Dejaron que Carl descansara y se recuperara un poco para arremeter con más
fuerza los próximos días. En el período que tuvo para restablecerse, Carl,
logró comunicarse con el vecino de la celda contigua. Era Francis, un europeo a
quien le contó su situación y, éste, le dijo que alguna vez había leído una
historia en la que un joven de nombre Billy Hayes había tratado de sacar de Turquía
sustancias prohibidas y que había cumplido, casi hasta el final su condena, pero
que un golpe de suerte lo había ayudado a escapar. Él también tenía un plan
para fugarse y se lo reveló después de analizar con lujo de detalle los
problemas que un individuo puede contraer por no informarse.
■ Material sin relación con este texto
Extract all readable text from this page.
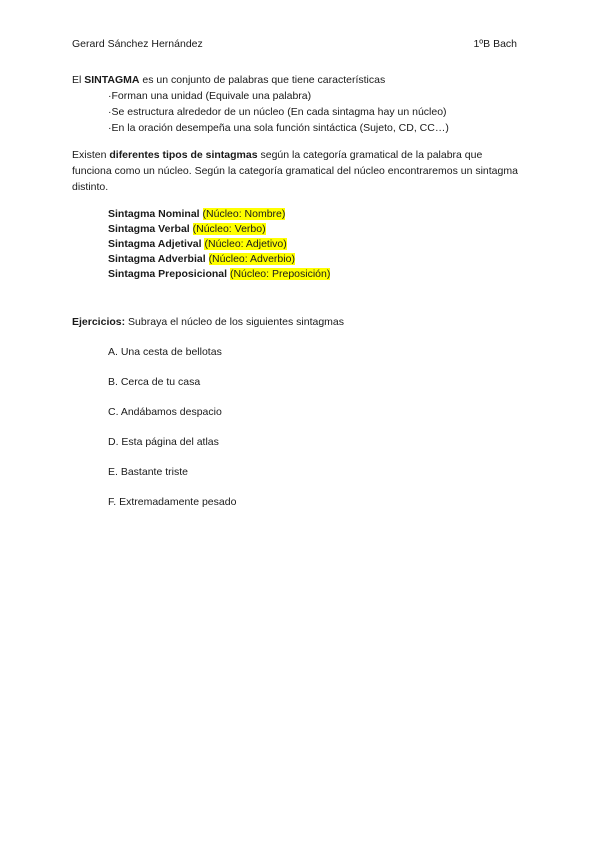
Gerard Sánchez Hernández	1ºB Bach
El SINTAGMA es un conjunto de palabras que tiene características
·Forman una unidad (Equivale una palabra)
·Se estructura alrededor de un núcleo (En cada sintagma hay un núcleo)
·En la oración desempeña una sola función sintáctica (Sujeto, CD, CC…)
Existen diferentes tipos de sintagmas según la categoría gramatical de la palabra que funciona como un núcleo. Según la categoría gramatical del núcleo encontraremos un sintagma distinto.
Sintagma Nominal (Núcleo: Nombre)
Sintagma Verbal (Núcleo: Verbo)
Sintagma Adjetival (Núcleo: Adjetivo)
Sintagma Adverbial (Núcleo: Adverbio)
Sintagma Preposicional (Núcleo: Preposición)
Ejercicios: Subraya el núcleo de los siguientes sintagmas
A. Una cesta de bellotas
B. Cerca de tu casa
C. Andábamos despacio
D. Esta página del atlas
E. Bastante triste
F. Extremadamente pesado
En el caso de
Billy, si hubiera abierto el periódico el día anterior a su partida, habría
entendido que lo más sensato era desistir de su plan y tirar lo que llevaba
pegado al cuerpo con cinta adhesiva. Carl, habría podido librarse del problema
si no hubiera pensado más en el cuadro, pero era tarde para arrepentirse y sólo
quedaba la esperanza de salvarse a toda costa. Francis le contó su situación y el
plan para fugarse.
“Hay una forma bastante arriesgada—le dijo con voz ronca—, pero infalible.
Se trata de salir de aquí contagiado de una enfermedad difícil de curar en las
condiciones en que estamos, por eso, tendrán que sacarnos para internarnos en
un hospital. Me refiero a una intoxicación, necesitamos una lata de conservas
estropeada, de las que aquí hay muchísimas. Nos la comemos, esperamos a que
haga efecto y listo”.
A Carl le fue imposible realizar el
plan porque en el siguiente interrogatorio los soldados se pasaron con el agua
y tuvieron que asistirlo para que sobreviviera a un infarto. La asistencia fue
muy deficiente y de puro milagro pudieron mantenerlo con vida. Francis, por su
lado, logró conseguir unos pescados en lata y se enfermó como deseaba, lo
llevaron a un hospital para hacerle un tratamiento inmediato, pues valía para
el gobierno como rehén y se podía intercambiar por algún favor por parte de su
influyente nación. Por desgracia, una enfermera no cumplió con los requerimientos
del tratamiento y France empeoró, había peligro de que muriera, por lo que se
tomó la decisión de extraditarlo. Fue un acto sin precedente y tuvo resonancia
internacional. La familia Moore tuvo un aliciente para seguir adelante, avivaron la llama
de fe casi extinguida, dedujeron que recuperarían a su hijo prodigo redimido.
Pasaron los meses y no hubo respuestas. El silencio era mortífero, pero el
ministro volvió a comunicarse para decirles que los trámites para hacer una
visita a esa tierra inhóspita estaban ya en marcha.